The new Treasury plan is riddled with the sorts of conceits that Big Government know-it-alls love. It is founded in the inane notion that government overseers can somehow successfully micromanage the free market with its trillions of independent decisions every day. Like other such Big Government conceits, it will both diminish human liberty and stifle market productivity and innovation.
Not only that, the entire Treasury plan is completely unconstitutional. Nothing in the original Constitution was intended to give the federal government carte blanche to nationalize financial operations as it sees fit. But the lack of constitutional legitimacy has never troubled the Beltway know-it-alls in the past, and it doesn’t bother them now.

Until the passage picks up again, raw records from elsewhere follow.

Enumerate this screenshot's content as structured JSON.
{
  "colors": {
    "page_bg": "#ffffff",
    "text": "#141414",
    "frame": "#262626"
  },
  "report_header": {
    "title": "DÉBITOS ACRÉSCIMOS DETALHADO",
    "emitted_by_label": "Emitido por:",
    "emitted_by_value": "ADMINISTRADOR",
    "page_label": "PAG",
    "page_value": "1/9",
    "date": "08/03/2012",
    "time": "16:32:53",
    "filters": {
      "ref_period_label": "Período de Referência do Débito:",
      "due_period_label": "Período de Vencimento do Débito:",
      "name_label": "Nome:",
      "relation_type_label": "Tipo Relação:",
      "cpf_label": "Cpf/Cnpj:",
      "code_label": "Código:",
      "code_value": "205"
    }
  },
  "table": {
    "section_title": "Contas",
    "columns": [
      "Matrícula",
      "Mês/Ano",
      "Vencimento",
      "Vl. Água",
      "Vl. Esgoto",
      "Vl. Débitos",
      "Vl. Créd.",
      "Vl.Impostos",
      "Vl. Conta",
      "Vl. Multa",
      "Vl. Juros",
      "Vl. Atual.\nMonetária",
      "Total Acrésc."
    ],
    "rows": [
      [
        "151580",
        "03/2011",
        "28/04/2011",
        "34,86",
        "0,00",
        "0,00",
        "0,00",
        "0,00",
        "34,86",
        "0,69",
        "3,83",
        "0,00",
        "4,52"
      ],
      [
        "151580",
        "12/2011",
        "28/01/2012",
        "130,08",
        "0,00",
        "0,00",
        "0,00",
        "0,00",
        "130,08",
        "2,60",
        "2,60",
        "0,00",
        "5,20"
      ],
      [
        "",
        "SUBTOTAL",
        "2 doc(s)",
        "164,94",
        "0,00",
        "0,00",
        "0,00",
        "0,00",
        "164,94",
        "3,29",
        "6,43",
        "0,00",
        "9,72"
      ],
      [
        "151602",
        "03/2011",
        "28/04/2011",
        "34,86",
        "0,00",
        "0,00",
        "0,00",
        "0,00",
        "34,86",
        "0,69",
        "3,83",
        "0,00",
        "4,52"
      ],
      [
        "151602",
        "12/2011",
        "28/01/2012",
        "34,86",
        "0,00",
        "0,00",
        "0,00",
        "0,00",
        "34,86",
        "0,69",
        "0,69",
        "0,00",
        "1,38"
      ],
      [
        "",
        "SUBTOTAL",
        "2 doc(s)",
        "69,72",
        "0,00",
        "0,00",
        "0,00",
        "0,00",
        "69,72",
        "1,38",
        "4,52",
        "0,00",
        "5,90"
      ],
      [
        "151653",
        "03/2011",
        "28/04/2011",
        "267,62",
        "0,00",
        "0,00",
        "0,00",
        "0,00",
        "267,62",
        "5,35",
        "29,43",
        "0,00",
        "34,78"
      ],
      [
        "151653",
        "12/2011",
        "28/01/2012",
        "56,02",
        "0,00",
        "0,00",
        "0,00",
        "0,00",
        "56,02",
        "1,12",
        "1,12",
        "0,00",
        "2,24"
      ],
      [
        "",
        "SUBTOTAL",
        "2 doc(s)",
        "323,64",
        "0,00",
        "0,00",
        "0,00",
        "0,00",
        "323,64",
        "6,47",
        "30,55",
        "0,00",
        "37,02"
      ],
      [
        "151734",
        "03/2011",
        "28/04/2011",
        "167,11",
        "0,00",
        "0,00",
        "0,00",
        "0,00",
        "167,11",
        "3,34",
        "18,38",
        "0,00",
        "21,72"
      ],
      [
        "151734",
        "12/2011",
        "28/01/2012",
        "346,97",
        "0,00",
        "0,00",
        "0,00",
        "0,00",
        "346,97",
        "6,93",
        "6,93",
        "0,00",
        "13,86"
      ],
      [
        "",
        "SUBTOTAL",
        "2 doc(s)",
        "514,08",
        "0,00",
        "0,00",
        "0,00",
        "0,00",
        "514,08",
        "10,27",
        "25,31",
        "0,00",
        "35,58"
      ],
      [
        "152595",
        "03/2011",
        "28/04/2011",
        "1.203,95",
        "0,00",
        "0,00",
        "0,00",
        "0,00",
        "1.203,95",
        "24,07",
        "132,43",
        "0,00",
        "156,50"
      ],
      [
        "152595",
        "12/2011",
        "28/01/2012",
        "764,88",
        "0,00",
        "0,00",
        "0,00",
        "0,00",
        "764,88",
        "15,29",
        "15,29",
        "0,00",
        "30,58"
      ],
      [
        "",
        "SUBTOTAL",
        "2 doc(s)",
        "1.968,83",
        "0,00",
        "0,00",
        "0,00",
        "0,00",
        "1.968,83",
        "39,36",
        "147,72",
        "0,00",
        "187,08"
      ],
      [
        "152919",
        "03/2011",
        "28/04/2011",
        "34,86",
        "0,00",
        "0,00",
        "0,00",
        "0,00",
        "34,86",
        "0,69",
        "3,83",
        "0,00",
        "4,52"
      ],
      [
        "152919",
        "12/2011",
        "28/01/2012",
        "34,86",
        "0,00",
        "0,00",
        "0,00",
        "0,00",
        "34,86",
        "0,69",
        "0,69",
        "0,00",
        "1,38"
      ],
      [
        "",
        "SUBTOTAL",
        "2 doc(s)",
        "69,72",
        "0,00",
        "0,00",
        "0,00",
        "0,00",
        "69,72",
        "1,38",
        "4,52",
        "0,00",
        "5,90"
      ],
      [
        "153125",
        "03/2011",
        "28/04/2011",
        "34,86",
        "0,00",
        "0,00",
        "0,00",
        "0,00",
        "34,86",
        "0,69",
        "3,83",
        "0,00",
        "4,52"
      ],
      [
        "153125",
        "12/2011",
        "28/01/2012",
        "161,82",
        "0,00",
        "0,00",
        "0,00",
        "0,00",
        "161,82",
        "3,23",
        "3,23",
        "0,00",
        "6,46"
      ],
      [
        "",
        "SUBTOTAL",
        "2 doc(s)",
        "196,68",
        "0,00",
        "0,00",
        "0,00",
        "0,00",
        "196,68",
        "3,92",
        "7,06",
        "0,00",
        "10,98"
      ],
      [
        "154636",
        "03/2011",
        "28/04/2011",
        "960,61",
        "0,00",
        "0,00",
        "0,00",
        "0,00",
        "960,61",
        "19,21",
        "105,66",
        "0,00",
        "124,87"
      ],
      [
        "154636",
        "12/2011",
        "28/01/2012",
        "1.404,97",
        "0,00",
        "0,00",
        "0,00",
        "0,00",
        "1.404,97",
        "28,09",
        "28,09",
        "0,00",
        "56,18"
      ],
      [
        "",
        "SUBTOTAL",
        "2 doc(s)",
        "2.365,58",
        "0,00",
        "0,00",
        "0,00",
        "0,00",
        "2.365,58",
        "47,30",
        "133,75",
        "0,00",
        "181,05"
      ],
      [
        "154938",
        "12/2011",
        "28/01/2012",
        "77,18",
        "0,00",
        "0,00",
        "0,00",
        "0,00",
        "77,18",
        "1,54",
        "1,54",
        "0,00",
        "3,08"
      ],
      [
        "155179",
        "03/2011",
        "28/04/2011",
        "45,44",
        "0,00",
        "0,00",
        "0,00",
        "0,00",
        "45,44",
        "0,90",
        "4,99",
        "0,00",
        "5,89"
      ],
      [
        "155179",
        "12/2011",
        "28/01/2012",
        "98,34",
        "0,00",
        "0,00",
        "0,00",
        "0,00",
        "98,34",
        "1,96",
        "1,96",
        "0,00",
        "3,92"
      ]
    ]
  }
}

The new Treasury proposal amounts to illegitimate nationalization of the nation’s finances in everything but name, the culmination of a decades-long process that began in the 1930s with the creation of the SEC, the FDIC, and other first-generation financial command-and-control systems. Now that the regimentation of the once-free financial markets has failed so spectacularly, Obama, Geithner, and company are proposing to cap decades of federal mismanagement by a financial power grab unexampled in American history, and complete the work begun by Herbert Hoover and FDR.